The problem we came across lies in humongous output values being returned by the “metabolicEP” function in the output variable ‘a’. From tracing back the execution of the code, it seems the origin of these humongous output values lies in the update statement in line 98 of metabolicEP.m:

new_a = av + (av – mu) .* new_d .* s1

It turns out new_d occasionally becomes extremely large, 1e50. In our calculation for a human-size network, this happened 162 times. Out of these, in 160 cases the term av – mu was exactly zero, but in two cases it did not exactly cancel out, leaving a small but nonzero result of 1e-19; giving a product (av - mu) .* new_d that still comes out very large, thus presumably propagating to the final result.
As new_d is capped by maxvar in line 97, we have been able to circumvent the issue by decreasing maxvar from 1e50 to 1e19, which prevented this blowup. However, we are now wondering if this “runaway” new_d can happen with certain models (we observed the blowup with several models), or if this should not actually occur.

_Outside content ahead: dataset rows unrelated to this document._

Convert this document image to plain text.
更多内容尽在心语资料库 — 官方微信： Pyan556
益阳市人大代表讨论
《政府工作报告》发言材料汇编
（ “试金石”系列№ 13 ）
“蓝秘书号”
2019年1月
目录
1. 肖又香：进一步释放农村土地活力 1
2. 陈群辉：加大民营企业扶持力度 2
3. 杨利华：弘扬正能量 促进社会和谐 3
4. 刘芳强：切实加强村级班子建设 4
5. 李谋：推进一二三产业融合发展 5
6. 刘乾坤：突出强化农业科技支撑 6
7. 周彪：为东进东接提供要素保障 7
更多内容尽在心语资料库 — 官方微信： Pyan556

In this context, we were also wondering about the line 96, which gives new_d as 1./(1./va – 1./s). In our calculation, there are some values of va and s that are the the same, if that occurs new_d would become infinite and get capped by maxvar in the next line. We were wondering whether this was in fact expected behavior for which we can simply decrease maxvar if problems occur, or if something might in fact have gone wrong if new_d became infinite to begin wit

Best regards,

Wei Chen, Kao

Covariance matrix from EP sampling

Hello,
I have been trying out your Metabolic-EP code and I hope you can help me with what I’m trying to do. Specifically, I want to use the covariance matrix for a principal component analysis. So, I would like to know if the covariance matrix as written out by your code is calculated after already performing mean subtraction on the distribution. if not, can this be implemented somehow?